Research fostered by the committee spans historical, literary, theoretical, and empirical work informed by scholars such as Michel Foucault, Pierre Bourdieu, Stuart Hall, Carole Pateman, Saba Mahmood, Homi K. Bhabha, and Sara Ahmed. Projects have addressed topics including labor and migrations studied in contexts like Latin America, West Africa, South Asia, and Eastern Europe, and have engaged comparative work with centers such as the Weatherhead Center for International Affairs, W.E.B. Du Bois Institute, Center for European Studies (Harvard), and international collaborations with École des hautes études en sciences sociales, University of Cape Town, and National University of Singapore. Grant-funded initiatives mirror programs supported by agencies and foundations like the National Endowment for the Humanities, Andrew W. Mellon Foundation, Ford Foundation, and international funders associated with UNESCO and link to interdisciplinary projects on health policy at Harvard T.H. Chan School of Public Health.
Faculty affiliated with the committee include tenured and adjunct professors drawn from departments such as History of Art and Architecture, Comparative Literature, African and African American Studies, Romance Languages and Literatures, and schools like Harvard Divinity School and Harvard Graduate School of Education. Governance structures align with models used by committees at Princeton University, Yale University, and Columbia University, involving faculty chairs, curriculum committees, and student representatives participating in bodies analogous to the Harvard Faculty Council. Visiting scholars and fellows have included figures comparable to Judith Butler, bell hooks, Angela Davis, Patricia Williams, and affiliated researchers from institutions such as Brown University, Duke University, New York University, and University of California, Los Angeles.

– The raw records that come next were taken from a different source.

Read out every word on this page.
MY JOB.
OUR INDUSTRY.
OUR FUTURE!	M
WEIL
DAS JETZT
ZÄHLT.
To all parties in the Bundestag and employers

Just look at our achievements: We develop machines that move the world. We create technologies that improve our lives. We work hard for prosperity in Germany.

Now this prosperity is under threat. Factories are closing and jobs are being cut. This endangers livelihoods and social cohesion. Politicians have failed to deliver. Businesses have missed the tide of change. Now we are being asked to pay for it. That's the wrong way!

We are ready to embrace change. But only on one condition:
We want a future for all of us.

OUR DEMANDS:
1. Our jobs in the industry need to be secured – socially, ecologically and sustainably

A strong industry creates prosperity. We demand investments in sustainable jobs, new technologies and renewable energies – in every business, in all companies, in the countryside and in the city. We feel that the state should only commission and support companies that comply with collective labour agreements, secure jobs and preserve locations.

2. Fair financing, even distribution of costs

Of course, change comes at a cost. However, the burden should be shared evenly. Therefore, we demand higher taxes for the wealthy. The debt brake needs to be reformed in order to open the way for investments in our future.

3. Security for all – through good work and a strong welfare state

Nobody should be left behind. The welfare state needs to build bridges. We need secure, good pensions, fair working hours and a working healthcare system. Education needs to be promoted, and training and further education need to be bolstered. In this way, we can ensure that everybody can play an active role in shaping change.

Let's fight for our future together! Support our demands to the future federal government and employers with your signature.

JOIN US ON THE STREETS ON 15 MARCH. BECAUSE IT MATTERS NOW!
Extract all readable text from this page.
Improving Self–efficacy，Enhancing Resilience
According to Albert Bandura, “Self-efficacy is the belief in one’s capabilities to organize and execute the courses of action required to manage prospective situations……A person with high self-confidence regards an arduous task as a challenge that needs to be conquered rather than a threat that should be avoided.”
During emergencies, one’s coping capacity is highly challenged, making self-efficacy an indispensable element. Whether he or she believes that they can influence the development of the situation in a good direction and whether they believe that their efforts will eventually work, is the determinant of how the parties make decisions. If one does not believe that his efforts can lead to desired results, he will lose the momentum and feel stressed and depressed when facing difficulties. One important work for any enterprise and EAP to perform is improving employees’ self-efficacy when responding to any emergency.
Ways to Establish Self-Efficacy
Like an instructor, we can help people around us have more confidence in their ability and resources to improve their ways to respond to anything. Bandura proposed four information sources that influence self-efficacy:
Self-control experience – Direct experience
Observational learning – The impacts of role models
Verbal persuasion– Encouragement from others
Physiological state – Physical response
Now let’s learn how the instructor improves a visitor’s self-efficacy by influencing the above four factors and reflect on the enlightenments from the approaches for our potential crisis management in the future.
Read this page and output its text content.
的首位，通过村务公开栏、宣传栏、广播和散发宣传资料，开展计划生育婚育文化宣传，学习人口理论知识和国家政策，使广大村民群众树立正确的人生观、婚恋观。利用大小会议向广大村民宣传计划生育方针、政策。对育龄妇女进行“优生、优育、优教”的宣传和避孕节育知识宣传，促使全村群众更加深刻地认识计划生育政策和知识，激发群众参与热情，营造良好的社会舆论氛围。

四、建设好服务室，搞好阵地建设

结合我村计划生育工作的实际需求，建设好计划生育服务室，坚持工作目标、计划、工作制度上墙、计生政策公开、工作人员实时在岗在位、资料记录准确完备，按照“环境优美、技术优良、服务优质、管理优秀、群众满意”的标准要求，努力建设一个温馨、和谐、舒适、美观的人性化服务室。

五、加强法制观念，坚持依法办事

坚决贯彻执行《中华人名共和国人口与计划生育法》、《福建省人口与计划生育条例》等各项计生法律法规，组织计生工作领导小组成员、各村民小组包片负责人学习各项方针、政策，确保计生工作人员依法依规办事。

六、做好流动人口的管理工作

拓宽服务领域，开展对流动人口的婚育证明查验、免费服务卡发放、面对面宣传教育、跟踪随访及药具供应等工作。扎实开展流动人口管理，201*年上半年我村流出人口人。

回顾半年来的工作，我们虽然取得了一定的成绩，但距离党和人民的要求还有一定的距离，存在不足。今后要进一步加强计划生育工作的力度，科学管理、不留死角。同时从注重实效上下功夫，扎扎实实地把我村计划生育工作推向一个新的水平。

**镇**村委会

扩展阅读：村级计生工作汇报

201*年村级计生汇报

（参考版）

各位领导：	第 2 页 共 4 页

Student activities connected to the committee feature student groups, lecture series, and activist collectives that engage with organizations like Harvard Undergraduate Women in Business, Harvard College Women's Center, Queer Students and Allies, Harvard Crimson, and campus programming collaborating with community partners including Boston Women's Workforce Council and GLAAD. Extracurricular offerings have historically included speaker events with public intellectuals akin to Martha Nussbaum, Cornel West, Ta-Nehisi Coates, Roxane Gay, and collaborations with student government entities and affinity networks modeled after those at Yale and Columbia.
Alumni connected to the committee have pursued careers in academia, law, public policy, journalism, arts, and activism, holding positions at institutions such as Harvard Law School, Columbia Journalism School, New York University, United Nations, Massachusetts Institute of Technology, and in media outlets like The New York Times, The Atlantic, The Guardian, and The Washington Post. Contributions include scholarship and public-facing work in journals and presses similar to Signs (journal), Gender & Society, Feminist Studies, Oxford University Press, Cambridge University Press, and public projects partnered with National Public Radio and cultural institutions like Lincoln Center and the Kennedy Center.